Well, maybe, but it's not better than this one. The secret ingredient is sweet Italian sausage.
Assemble the following:
- One 24 oz jar of Ragu Chunky Garden Style spaghetti sauce (or experiment with other varieties)
- One 14 oz can of diced tomatoes
- One 4 oz can of mushroom stems and pieces
- A pound of ground beef (Get the leanest kind you can find; grease is not really welcome in spaghetti sauce.)
- A half pound of bulk sweet Italian sausage (You can probably only buy it by the pound. Freeze the other half because you'll want to make this again.)
- Optional chopped onion and pressed garlic.
Brown the ground beef in a little vegetable oil, breaking it up as it cooks so that you have a bunch of pieces no bigger then peas. A silicone or wooden spatula is the right tool for the job of breaking it up. "Brown" means get actual browning reactions, not just gray steamed meat, but be careful not to burn it. Fling the browned meat into a big pot.
Separately, brown the sausage, breaking it up as well. Trying to brown beef and sausage together doesn't work because the sausage will burn before the beef browns. If you've chopped some onion or peeled a clove of garlic, fling them in when the sausage is cooking nicely. The garlic goes in with a garlic press. If you don't have a garlic press, you can try chopping it very finely. Fling the browned sausage into the pot.
Add the Ragu sauce, tomatoes, and mushrooms. Season with a lot of oregano and less cumin. If you like a bit of bite to your sauce, try 1/4 tsp of cayenne. Or not. Rinse the Ragu jar with about 1/3 cup vinegar and pour that into the pot.
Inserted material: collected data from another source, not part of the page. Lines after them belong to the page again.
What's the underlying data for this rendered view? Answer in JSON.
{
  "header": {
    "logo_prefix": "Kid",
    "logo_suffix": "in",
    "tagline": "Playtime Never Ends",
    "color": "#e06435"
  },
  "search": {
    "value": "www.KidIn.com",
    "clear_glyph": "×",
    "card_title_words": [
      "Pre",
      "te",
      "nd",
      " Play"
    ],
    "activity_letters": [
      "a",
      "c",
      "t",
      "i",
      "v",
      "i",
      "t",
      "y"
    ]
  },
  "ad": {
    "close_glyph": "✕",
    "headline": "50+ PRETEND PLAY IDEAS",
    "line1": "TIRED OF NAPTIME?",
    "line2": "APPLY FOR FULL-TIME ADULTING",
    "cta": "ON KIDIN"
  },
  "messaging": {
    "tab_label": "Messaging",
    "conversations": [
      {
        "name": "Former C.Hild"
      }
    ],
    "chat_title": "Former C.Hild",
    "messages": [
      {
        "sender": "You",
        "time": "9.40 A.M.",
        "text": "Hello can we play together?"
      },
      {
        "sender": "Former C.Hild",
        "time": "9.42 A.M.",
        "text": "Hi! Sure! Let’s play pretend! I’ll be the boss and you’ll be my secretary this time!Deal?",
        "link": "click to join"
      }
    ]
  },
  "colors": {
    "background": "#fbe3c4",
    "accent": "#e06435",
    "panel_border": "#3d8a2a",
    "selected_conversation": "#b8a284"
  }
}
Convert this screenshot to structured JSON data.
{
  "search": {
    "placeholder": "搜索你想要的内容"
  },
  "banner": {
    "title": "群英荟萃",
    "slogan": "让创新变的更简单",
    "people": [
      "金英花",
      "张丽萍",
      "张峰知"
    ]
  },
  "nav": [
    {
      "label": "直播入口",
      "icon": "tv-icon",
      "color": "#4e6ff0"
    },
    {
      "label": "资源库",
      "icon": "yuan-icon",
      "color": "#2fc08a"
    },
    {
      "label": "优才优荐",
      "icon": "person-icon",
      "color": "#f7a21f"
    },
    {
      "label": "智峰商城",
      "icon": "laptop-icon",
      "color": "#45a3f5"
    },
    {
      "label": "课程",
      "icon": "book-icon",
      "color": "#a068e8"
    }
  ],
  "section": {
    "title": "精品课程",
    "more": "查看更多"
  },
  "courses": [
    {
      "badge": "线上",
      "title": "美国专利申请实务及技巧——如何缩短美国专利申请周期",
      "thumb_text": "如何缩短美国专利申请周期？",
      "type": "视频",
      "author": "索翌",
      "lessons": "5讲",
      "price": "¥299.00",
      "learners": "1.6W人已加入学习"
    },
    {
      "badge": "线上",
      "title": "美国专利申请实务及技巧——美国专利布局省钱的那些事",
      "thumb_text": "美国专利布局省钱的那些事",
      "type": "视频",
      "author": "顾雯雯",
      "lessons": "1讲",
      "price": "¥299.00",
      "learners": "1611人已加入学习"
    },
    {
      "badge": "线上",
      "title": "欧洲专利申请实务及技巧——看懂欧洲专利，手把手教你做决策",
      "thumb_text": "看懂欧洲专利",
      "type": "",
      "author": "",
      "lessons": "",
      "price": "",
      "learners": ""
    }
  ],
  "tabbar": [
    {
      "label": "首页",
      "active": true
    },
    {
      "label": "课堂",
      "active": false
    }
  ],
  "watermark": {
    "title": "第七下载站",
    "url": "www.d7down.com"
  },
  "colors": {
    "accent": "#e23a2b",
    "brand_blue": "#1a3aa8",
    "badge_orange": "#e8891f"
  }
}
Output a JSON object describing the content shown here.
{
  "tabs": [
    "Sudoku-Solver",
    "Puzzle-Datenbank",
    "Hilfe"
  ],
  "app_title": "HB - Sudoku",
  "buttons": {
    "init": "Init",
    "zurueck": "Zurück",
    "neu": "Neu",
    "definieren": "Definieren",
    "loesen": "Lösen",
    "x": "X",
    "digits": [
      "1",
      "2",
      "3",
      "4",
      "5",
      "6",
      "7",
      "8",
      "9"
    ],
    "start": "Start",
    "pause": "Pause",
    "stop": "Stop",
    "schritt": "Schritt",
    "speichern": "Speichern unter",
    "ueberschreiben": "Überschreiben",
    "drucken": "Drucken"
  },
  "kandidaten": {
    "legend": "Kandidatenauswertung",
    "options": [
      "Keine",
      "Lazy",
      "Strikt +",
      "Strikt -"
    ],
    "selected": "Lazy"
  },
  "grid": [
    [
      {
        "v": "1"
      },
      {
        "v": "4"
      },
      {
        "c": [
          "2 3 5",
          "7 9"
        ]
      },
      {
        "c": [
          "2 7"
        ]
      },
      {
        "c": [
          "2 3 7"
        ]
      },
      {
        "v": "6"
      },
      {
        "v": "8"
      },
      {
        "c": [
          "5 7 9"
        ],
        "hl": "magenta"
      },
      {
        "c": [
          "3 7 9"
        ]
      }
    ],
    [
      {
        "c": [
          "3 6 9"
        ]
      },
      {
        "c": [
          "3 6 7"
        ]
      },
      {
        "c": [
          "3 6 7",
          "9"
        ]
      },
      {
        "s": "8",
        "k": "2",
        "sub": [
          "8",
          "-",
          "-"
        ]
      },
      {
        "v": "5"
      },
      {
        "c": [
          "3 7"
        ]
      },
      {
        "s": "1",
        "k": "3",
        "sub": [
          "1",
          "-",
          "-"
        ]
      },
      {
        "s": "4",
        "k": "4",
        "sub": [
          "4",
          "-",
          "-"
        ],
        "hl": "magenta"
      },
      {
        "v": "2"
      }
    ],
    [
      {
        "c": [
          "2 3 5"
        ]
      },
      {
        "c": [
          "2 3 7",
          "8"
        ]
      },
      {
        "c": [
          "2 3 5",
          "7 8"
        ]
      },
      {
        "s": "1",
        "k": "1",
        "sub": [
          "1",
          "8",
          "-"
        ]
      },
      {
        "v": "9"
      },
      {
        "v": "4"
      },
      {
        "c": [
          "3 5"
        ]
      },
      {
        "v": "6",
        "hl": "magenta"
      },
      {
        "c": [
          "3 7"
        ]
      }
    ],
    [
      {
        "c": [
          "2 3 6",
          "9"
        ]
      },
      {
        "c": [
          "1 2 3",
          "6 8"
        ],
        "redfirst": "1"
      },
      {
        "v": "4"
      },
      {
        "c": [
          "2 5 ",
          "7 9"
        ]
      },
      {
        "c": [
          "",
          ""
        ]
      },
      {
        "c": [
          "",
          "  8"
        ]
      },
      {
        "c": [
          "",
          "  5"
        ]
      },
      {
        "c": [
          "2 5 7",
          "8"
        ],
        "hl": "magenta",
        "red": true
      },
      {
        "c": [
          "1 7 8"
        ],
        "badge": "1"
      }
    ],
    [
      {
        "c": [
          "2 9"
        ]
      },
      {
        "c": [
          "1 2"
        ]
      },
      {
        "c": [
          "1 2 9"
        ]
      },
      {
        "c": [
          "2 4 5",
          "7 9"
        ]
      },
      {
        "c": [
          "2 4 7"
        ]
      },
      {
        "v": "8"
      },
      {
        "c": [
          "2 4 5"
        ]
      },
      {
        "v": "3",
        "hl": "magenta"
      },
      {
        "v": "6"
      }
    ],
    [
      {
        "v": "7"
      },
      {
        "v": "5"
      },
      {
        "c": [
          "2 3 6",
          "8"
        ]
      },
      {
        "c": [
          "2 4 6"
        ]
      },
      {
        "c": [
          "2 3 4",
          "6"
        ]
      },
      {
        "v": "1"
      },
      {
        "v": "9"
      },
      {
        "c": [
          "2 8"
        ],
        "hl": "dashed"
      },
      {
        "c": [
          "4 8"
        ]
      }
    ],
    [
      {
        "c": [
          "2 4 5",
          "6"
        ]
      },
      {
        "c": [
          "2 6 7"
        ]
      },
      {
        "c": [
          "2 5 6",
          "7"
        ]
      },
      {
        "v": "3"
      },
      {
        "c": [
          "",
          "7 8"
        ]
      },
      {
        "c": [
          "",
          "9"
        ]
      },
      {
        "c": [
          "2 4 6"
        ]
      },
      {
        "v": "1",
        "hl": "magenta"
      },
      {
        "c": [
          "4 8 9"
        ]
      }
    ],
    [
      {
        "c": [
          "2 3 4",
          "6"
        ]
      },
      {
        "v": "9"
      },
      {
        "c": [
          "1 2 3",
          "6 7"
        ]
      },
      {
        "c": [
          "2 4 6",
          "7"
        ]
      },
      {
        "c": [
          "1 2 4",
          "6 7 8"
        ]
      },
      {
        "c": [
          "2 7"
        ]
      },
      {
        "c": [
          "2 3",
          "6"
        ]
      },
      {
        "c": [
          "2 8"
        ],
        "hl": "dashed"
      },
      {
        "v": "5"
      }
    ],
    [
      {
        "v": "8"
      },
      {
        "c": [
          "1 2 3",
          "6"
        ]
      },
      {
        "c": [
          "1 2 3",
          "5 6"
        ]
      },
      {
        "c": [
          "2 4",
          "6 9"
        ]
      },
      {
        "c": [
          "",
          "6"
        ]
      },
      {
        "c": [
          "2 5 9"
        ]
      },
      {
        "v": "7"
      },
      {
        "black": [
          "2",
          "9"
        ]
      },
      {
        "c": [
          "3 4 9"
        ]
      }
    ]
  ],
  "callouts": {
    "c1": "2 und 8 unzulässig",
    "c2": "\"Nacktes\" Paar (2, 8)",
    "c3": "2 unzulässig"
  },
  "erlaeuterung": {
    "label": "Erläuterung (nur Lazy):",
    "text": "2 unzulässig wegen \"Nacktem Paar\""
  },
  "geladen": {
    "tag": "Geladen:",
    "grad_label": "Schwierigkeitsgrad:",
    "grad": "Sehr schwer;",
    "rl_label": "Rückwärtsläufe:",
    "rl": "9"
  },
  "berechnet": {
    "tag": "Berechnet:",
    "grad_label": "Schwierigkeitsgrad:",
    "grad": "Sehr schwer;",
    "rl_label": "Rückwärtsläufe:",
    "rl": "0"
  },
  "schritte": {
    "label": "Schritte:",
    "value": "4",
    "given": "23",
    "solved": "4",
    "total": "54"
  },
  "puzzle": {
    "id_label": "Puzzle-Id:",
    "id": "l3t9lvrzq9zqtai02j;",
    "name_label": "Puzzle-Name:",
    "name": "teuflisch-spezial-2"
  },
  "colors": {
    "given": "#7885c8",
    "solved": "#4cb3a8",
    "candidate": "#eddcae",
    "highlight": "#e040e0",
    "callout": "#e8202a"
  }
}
Stir everything together and simmer for about 30 minutes. Taste and adjust seasonings. Simmer for another 30 minutes.
This makes enough to serve four or five people. If you have fewer people, put some of it in the Ragu jar while still very hot and put the lid on. When it has cooled a bit, put it in the fridge. It will keep for at least a couple of weeks.